Nightmare Flower

Published in 2020
310 pages

epub



Elizabeth (Liz) Engstrom grew up in Park Ridge, Illinois (a Chicago suburb where she lived with her father) and Kaysville, Utah (north of Salt Lake City, where she lived with her mother). After graduating from high school in Illinois, she ventured west in a serious search for acceptable weather, eventually settling in Honolulu. She attended college and worked as an advertising copywriter.

After eight years on Oahu, she moved to Maui, found a business partner and opened an advertising agency. One husband, two children and five years later, she sold the agency to her partner and had enough seed money to try her hand at full time fiction writing, her lifelong dream. With the help of her mentor, science fiction great Theodore Sturgeon, When Darkness Loves Us was published.

Engstrom moved to Eugene, Oregon in 1986, where she lives with her husband Al Cratty, the legendary muskie fisherman. Liz holds a BA in English Literature and Creative Writing and a Master of Arts in Applied Theology, both from Marylhurst University. A recluse at heart, she still emerges into public occasionally to speak at a writers conference, or to teach a class on various aspects of writing the novel, essay, article or short story. An avid knitter and gardener, she is always working on the next book. 

What is this book about?
This collection of eighteen short tales, a novelette and a short novel takes the reader inside the dark imagination of Elizabeth Engstrom, author of acclaimed horror classics like When Darkness Loves Us.

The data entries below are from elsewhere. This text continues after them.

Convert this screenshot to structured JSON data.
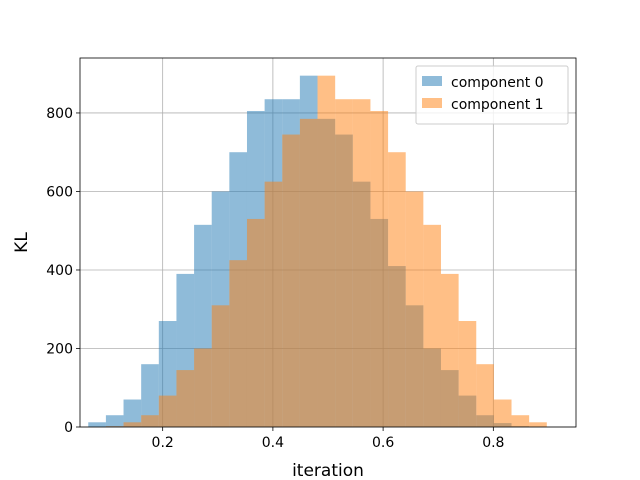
{
  "chart_data": {
    "type": "bar",
    "title": "",
    "xlabel": "iteration",
    "ylabel": "KL",
    "xlim": [
      0.05,
      0.95
    ],
    "ylim": [
      0,
      940
    ],
    "grid": true,
    "legend_position": "top-right",
    "x_ticks": [
      "0.2",
      "0.4",
      "0.6",
      "0.8"
    ],
    "y_ticks": [
      "0",
      "200",
      "400",
      "600",
      "800"
    ],
    "series": [
      {
        "name": "component 0",
        "color": "#1f77b4",
        "opacity": 0.5,
        "bin_edges": [
          0.065,
          0.097,
          0.129,
          0.161,
          0.193,
          0.225,
          0.257,
          0.289,
          0.321,
          0.353,
          0.385,
          0.417,
          0.449,
          0.481,
          0.513,
          0.545,
          0.577,
          0.609,
          0.641,
          0.673,
          0.705,
          0.737,
          0.769,
          0.801,
          0.833,
          0.865,
          0.897
        ],
        "values": [
          12,
          30,
          70,
          160,
          270,
          390,
          515,
          600,
          700,
          805,
          835,
          835,
          895,
          785,
          745,
          625,
          530,
          410,
          310,
          200,
          145,
          80,
          30,
          10,
          2,
          0
        ]
      },
      {
        "name": "component 1",
        "color": "#ff7f0e",
        "opacity": 0.5,
        "bin_edges": [
          0.097,
          0.129,
          0.161,
          0.193,
          0.225,
          0.257,
          0.289,
          0.321,
          0.353,
          0.385,
          0.417,
          0.449,
          0.481,
          0.513,
          0.545,
          0.577,
          0.609,
          0.641,
          0.673,
          0.705,
          0.737,
          0.769,
          0.801,
          0.833,
          0.865,
          0.897,
          0.929
        ],
        "values": [
          2,
          12,
          30,
          80,
          145,
          200,
          310,
          425,
          530,
          625,
          745,
          785,
          895,
          835,
          835,
          805,
          700,
          600,
          515,
          390,
          270,
          160,
          70,
          30,
          12,
          0
        ]
      }
    ]
  }
}
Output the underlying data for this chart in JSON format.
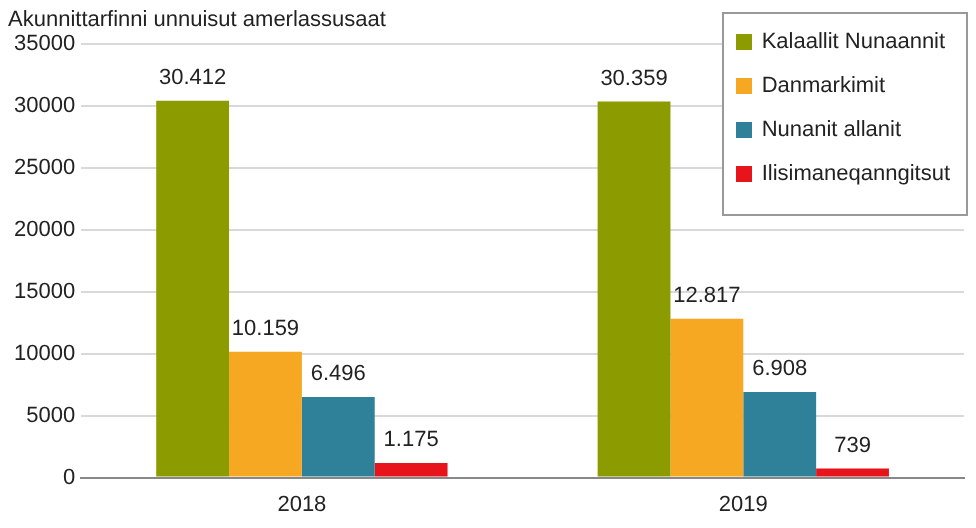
{
  "chart_data": {
    "type": "bar",
    "title": "Akunnittarfinni unnuisut amerlassusaat",
    "categories": [
      "2018",
      "2019"
    ],
    "series": [
      {
        "name": "Kalaallit Nunaannit",
        "color": "#8c9c00",
        "values": [
          30412,
          30359
        ],
        "value_labels": [
          "30.412",
          "30.359"
        ]
      },
      {
        "name": "Danmarkimit",
        "color": "#f7a823",
        "values": [
          10159,
          12817
        ],
        "value_labels": [
          "10.159",
          "12.817"
        ]
      },
      {
        "name": "Nunanit allanit",
        "color": "#2e8199",
        "values": [
          6496,
          6908
        ],
        "value_labels": [
          "6.496",
          "6.908"
        ]
      },
      {
        "name": "Ilisimaneqanngitsut",
        "color": "#e8141b",
        "values": [
          1175,
          739
        ],
        "value_labels": [
          "1.175",
          "739"
        ]
      }
    ],
    "ylim": [
      0,
      35000
    ],
    "yticks": [
      0,
      5000,
      10000,
      15000,
      20000,
      25000,
      30000,
      35000
    ],
    "grid": "y",
    "legend": "top right"
  }
}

In these stories, you will read about a woman asked to be complicit in her own mother’s death, a grandmother with a macabre hobby, a bizarre, phallic-shaped flower that portends evil for a married couple, a father whose son is caught up in a sinister government experiment. These are weird and unsettling tales that will linger with the reader.

In her introduction to this new edition, Lisa Kröger writes, “There are true horrors that await readers in all of Engstrom’s works … reminds me of another giant of horror literature, Shirley Jackson.”